Here's why investors shouldn't get overly worked up by this bearish analyst report.
Amarin: King of the omega-3 hill
While Gershell's take is certainly audacious, it simply doesn't line up with the facts on the ground. First off, Vascepa is the only omega-3 treatment in history to show a statistically significant cardiovascular benefit in a large, placebo-controlled trial. So while it's easy to point to the emergence of "superior competition" as a potential risk factor, the reality of the situation is that most -- if not all -- of these rival candidates could very well flop in terms of conveying a cardiovascular benefit. In fact, it would be rather surprising if any of these putative competitors emerged as a direct rival to Vascepa during the drug's prime years.

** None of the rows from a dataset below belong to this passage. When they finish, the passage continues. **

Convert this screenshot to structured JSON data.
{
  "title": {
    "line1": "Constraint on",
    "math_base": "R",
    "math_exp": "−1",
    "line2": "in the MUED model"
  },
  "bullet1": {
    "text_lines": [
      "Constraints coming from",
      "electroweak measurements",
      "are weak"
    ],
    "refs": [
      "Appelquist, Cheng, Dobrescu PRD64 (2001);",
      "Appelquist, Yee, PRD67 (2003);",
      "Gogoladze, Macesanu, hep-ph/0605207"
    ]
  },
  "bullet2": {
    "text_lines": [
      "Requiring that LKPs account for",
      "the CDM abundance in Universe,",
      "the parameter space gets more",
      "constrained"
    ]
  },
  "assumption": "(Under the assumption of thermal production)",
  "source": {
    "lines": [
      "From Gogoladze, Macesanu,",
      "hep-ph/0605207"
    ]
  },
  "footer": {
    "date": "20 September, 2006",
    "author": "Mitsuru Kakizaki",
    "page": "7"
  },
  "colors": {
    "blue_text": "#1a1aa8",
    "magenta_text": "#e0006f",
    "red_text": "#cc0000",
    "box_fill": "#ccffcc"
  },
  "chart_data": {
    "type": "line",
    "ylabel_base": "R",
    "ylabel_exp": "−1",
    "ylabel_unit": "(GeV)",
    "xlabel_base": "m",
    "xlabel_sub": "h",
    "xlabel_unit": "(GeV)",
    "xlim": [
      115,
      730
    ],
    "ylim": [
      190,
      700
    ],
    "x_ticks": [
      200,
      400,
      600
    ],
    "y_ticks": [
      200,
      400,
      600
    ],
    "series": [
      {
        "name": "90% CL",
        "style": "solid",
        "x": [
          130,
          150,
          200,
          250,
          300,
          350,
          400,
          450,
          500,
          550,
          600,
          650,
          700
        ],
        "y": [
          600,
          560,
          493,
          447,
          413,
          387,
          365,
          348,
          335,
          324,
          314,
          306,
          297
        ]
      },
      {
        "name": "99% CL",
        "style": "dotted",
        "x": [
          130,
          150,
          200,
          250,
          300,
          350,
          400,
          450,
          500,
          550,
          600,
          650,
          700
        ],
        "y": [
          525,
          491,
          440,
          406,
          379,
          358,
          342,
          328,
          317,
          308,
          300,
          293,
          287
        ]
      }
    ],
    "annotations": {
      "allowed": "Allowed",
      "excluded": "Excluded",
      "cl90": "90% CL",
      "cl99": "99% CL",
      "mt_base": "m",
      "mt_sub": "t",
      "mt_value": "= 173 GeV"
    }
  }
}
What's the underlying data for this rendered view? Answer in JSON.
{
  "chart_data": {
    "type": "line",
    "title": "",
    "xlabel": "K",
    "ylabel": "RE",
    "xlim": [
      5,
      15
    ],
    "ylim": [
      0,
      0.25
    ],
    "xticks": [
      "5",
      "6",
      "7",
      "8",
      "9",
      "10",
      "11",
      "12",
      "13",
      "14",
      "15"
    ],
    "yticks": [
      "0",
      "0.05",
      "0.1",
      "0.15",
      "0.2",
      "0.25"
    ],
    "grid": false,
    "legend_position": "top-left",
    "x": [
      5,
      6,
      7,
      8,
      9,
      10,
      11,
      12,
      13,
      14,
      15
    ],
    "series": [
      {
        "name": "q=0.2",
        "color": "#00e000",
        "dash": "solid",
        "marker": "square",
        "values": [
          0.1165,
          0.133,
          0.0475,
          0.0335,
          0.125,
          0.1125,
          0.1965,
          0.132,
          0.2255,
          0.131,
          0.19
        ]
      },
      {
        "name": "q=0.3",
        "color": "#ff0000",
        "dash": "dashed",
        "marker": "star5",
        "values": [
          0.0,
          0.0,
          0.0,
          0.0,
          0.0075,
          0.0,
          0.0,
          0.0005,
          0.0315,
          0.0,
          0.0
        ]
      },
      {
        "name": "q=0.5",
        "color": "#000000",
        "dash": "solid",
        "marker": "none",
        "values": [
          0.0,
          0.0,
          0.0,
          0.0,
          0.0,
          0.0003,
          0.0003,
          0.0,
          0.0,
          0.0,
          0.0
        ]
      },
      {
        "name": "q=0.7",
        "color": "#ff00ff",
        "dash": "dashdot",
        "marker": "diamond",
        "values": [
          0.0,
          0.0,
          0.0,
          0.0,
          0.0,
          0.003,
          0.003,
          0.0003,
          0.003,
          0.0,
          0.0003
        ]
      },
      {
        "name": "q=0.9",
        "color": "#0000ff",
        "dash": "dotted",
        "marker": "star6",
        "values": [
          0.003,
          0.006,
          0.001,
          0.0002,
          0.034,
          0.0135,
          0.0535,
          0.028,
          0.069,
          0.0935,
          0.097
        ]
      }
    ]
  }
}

Keeping with this theme, the candidate with the best chance of knocking off Vascepa -- Acasti's CaPre -- probably wouldn't get through a full-on cardiovascular trial until Vascepa was in its twilight years from a patent protection standpoint. That's important because doctors aren't going to readily prescribe a medicine off-label for a wide swath of Americans just because it seems to stack up well against the standard of care. Eyeball tests don't fly when it comes to patient care. CaPre will have to complete a time-consuming cardiovascular outcomes trial before it will ever be prescribed in lieu of Vascepa, and that won't happen until almost the end of the next decade.
The take-home point is that Vascepa should easily grab the lion's share of the omega-3 treatment space for the whole of the next decade, thanks to its highly anticipated label expansion as an add-on to statin therapy in patients with elevated triglyceride levels.
Is Amarin still a strong buyout candidate?
On the buyout front, Amarin's prospects haven't changed whatsoever since Vascepa's positive adcom vote. Long story short, there is no logical reason to believe that Astra's Epanova is going to perform any better than its mixed fish oil predecessors, much less upstage Vascepa's unprecedented Reduce-It results. Moreover, the biggest competitive threats to Vascepa are upwards of a decade from truly materializing.
So, given the fact that there isn't a single product with a proven cardiovascular benefit currently being marketed by a small biopharma, it's more than reasonable to assume that Amarin does indeed have a huge target on its back right now. In other words, Amarin's shares have a much better chance of rocketing to $70 than crashing to $7 over the next 12 months.